Tracie: I don't know...do you? If so, how? Again, I suggest you use your real name and location and start your own show doing it your way, and show us how it should be done. Prove your point. Test your assertion. If you think you can build a better mouse trap, nobody at AETV is stopping you.
Martin: Again, we didn't start this show last fucking week, assclown. (Oops, naughty Martin is swearing again! Doesn't he know how much that drives people away?) We've been doing it since 1997. And it has only gotten bigger, and bigger, and bigger. So unless you can show us we've been suffering some drastic drop-off of our viewership simply because Jeff calls some guy an idiot for threatening us with the imaginary wrath of an imaginary magic pixie in the sky, I see no reason to concern myself with this "crisis" that exists only in the swirling vortex of confusion between your ears.
This particular email lays out my concerns adequately. If you are truly interested in representing me honestly in your posts to facebook and the blog, I ask that you post this email as well, in a new and separate post.
Tracie: Done.
Martin: ...and dusted.
If you can do that much for me, you will never hear from me again.
Martin: Hope springs eternal.
Tracie: As the full text of your message was included above, I hope you are a man of your word. I expect no one at AETV to every hear from you again. And at this point, if you contact TAE, we have no obligation to reply, as you will have demonstrated that your commitment meant nothing and was simply a hollow, false promise.
I guess if you don't, I can only conclude that you want to spin things once again by leaving out the real message I've been trying to get across. This message is exactly what I've been trying to say all along.
Martin: (sarcastic look) Oh really? Then what, pray tell, were all the threats of lawsuits and exposĂ©s, libelous remarks about financial malfeasance, and unconscionable personal insults — all of which we reproduced in full without any alterations of any kind — in aid of? I fancy you think you were "teaching us a lesson" of some kind, when in fact you were literally demolishing your reputation online as thoroughly as any one human being could hope. Really, what would a prospective employer have to say about someone who comes so thoroughly unhinged over views that differ from his own?
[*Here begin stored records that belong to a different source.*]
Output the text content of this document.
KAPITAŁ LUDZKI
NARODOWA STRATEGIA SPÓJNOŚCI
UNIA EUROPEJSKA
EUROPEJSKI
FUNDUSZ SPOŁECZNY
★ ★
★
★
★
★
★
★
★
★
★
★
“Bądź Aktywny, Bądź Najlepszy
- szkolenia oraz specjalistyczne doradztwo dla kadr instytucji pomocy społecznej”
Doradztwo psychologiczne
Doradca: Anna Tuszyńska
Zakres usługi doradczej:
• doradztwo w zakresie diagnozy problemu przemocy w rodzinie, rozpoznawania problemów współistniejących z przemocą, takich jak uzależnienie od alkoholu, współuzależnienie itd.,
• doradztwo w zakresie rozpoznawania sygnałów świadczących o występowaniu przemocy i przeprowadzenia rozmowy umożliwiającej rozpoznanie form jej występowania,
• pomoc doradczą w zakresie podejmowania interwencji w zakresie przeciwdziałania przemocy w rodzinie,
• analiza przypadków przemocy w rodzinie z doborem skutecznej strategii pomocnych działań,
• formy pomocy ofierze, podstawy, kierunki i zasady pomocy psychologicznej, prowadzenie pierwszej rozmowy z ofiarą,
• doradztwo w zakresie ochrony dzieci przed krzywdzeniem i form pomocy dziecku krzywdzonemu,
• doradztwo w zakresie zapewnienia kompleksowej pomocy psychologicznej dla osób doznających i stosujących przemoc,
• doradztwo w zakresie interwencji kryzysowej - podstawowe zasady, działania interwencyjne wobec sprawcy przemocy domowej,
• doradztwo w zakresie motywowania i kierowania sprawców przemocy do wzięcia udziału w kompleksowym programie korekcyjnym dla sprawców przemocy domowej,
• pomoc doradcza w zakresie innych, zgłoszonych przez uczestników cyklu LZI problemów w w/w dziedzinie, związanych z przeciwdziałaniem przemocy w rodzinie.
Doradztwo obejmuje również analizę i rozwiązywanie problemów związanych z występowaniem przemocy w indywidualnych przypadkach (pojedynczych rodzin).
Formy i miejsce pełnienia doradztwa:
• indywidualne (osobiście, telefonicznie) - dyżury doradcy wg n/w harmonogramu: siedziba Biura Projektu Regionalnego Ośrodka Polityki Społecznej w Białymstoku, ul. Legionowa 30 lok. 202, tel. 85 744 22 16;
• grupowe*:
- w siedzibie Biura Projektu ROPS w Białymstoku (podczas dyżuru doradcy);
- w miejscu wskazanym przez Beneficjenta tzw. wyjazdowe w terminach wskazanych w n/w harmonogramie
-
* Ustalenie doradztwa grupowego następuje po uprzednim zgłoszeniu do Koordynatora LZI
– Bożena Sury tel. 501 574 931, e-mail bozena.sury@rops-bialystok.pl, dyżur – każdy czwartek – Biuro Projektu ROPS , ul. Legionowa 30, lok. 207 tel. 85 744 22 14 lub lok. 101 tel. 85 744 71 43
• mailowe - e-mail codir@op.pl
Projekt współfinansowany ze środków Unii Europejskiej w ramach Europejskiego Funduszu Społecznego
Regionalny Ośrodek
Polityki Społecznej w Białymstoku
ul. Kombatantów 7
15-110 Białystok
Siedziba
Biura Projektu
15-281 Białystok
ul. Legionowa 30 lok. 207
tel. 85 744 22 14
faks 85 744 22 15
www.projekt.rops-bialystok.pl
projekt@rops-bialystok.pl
The degree to which you've damaged yourself in this whole series of exchanges is possibly considerable. But again, we didn't make you do it. Your own choices in life are what come back to haunt you.
Tracie: Good. Then you've made your statement publicly via AETV. I hope that satisfies you, as you said it would. Again, as I included your full text in this response, I now declare the right to ignore all your future letters, which you have promised not to write (but I doubt you'll hold to your word on that; call me a pessimist). And another EMOTIONAL MANIPULATION ATTEMPT FLAG: Your final attempt at such, again a sign of your codependent nature, is to play what is generally known as "chicken." Basically like a kid in a school yard saying "if you don't do X, you're chicken." Just to confirm, I didn't post your letter in order to avoid your assessment of me as someone who only wants to "spin" things. Frankly, you're an idiot, and I don't know who you are, wouldn't recognize you on a street in broad daylight. So you're literally nothing in my world. But, your stupidity merits a good calling out and a breakdown, a demonstration of how stupid is as stupid does. Also, I'm sick of your flood of ugly, pointless, vile garbage in the AETV in-box, and if posting this latest bit of trash will end your disturbed stream of consciousness insanity to AETV, as you promised it would (but we'll see if you abide by your own promises, right?), it's totally, totally worth it. I hope you will keep your word and never contact anyone at AETV again.
Martin: And though we heathen types don't often say this...Amen!